FIGS. 8 to 10 illustrate a proximity sensor for pre-information according to embodiments.

FIGS. 8 to 10 illustrate a location and configuration of a proximity sensor supporting operations of the vehicle, the vehicle control method, and the vehicle display according to the embodiments described in FIGS. 1 to 7.

Referring to FIG. 8, a proximity sensor according to embodiments may be located in a specific area 800 of a display. For example, it may be located in the lower area of the display. The thickness 801 of the proximity sensor according to embodiments may be, for example, within a range of 5 mm. The proximity sensor may be configured to be thin to increase user convenience and improve design aesthetics. The proximity sensor may include an Infrared Ray (IR) sensor.

Referring to FIG. 9, a sensor area A of a display is illustrated in detail. Specifically, there are a proximity sensor (sensing area) with a thin thickness and a cover glass covering the surroundings of the sensor. Within the sensor, there are a prism, a PD, and a front cover (PC material).
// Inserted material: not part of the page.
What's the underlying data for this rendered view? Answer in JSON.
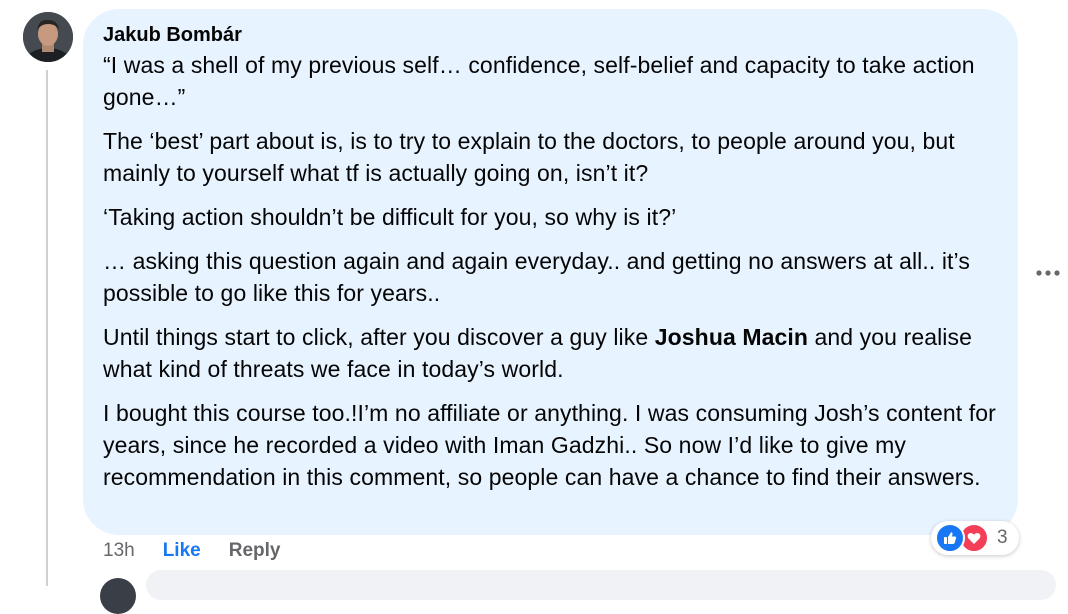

The PD according to embodiments may be a photo diode, and may include an optical sensor that converts light energy into electric energy, etc.

Referring to FIG. 10, a sensor according to embodiments may include a cover glass, an LCD, a panel, a proximity module (i.e., a housing, a prism, and a PCB including LED and PD), a rear cover, and the like.

A sensing area (or sensing field) of the sensor according to embodiments may have various zones/sections. The sensing area/field according to embodiments may largely include a first section and a second section. The first section may correspond to an area for recognizing an approach step. The second section may be divided into 12 sections in more detail. This may be a section for grasping in detail a position of a user's hand for each menu in the pre-information step. The number of sections according to embodiments may be variously configured.

FIG. 11 and FIG. 12 illustrate an example of a sensing area/field according to embodiments.

FIG. 11 and FIG. 12 illustrate an example of implementing the sections of the sensing area/field shown in FIG. 10.

The vehicle, the vehicle control method, and the vehicle display according to the embodiments may include a sensor having a sensing area/field such as FIG. 11 or FIG. 12.

Referring to FIG. 11, the sensor may include an infrared LED 1100 and a photodiode sensor 1101. The sensor may include at least one LED 1100 and at least one PD sensor 1101. The infrared LED 1100 may transmit light, and the photodiode sensor 1101 may receive light reflected by a user/hand. A position of the user/hand may be detected by sensing the reflected light.

After the infrared LED emits light, the infrared intensity reflected from the hand may be detected by the PD, and a hand position may be recognized according to the position and strength of the PD. The LED may continuously maintain a light emitting state. As the position recognition resolution becomes higher, the number of PDs increases proportionally. For example, 12 PDs may be required if divided into 12 sections. A plurality of LEDs maintain a light emitting state continuously, and as the number of sensors increases, there may be a problem of inefficiency.

Referring to FIG. 12, a sensor and a sensing area/field may be more efficiently implemented. According to embodiments, it is possible to reduce the amount of LEDs and PDs by applying a time difference infrared LED light emitting technology. According to embodiments, LEDs may emit light with a time difference in the order of {circle around (1)} to {circle around (6)}. A hand position may be recognized through the position of the LED by detecting the recognized time of the infrared light reflected from the hand. In this case, the intensity of infrared light may be recognized complexly, so that a distance from the hand and the position of the hand may be accurately and efficiently recognized.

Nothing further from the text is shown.